Emma Basher

Personal information
- Born: 16 June 1992 (age 34)
- Home town: Adelaide, Australia
- Education: Syracuse University Annesley College

Sport
- Country: Australia
- Sport: Rowing
- College team: Syracuse Orange (2011–2013)

Medal record
Women's rowing
Representing Australia
Youth Olympic Games
| Silver medal – second place | 2010 Singapore | Coxless pair |
Female World Rowing Championships
| Bronze medal – third place | 2010 | Coxless four |

= Emma Basher =

Australian rower (born 1992)

Emma Basher (born 16 June 1992) is a Junior World and Youth Olympic rower from Adelaide, South Australia.
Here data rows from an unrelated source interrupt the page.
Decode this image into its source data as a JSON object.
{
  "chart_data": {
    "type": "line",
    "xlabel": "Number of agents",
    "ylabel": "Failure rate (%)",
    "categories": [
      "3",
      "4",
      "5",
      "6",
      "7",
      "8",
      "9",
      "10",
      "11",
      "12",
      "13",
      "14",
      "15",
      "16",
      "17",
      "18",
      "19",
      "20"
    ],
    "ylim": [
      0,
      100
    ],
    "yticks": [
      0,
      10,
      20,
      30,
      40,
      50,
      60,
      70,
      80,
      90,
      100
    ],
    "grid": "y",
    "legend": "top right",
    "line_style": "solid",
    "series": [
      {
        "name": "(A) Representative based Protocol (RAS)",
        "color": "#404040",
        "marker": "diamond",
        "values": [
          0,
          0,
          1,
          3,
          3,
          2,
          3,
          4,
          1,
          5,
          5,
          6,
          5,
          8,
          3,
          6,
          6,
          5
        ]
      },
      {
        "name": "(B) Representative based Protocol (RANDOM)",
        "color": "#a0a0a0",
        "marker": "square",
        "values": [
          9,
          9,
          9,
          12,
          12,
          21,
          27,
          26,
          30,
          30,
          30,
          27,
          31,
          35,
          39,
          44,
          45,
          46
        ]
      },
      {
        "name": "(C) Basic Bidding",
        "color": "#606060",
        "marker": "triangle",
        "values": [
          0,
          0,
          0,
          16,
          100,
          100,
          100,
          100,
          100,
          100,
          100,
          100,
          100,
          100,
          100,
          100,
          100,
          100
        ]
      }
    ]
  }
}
In 2010 in her 1st year of international competition Basher won a bronze medal at the Junior Worlds and Silver at the Youth Olympics with fellow South Australian Olympia Aldersey.

Basher rows for the Adelaide Rowing Club and competed in the 2009 Australian Youth Olympic Festival where she won gold in the women's Coxless Pair and Eight and Silver in the Coxless Four.

In 2010 Basher was a Year 12 student of Annesley College.

Basher enrolled at Syracuse University in 2011 on a rowing scholarship, where she was a member of the women's crew from 2011 to 2013.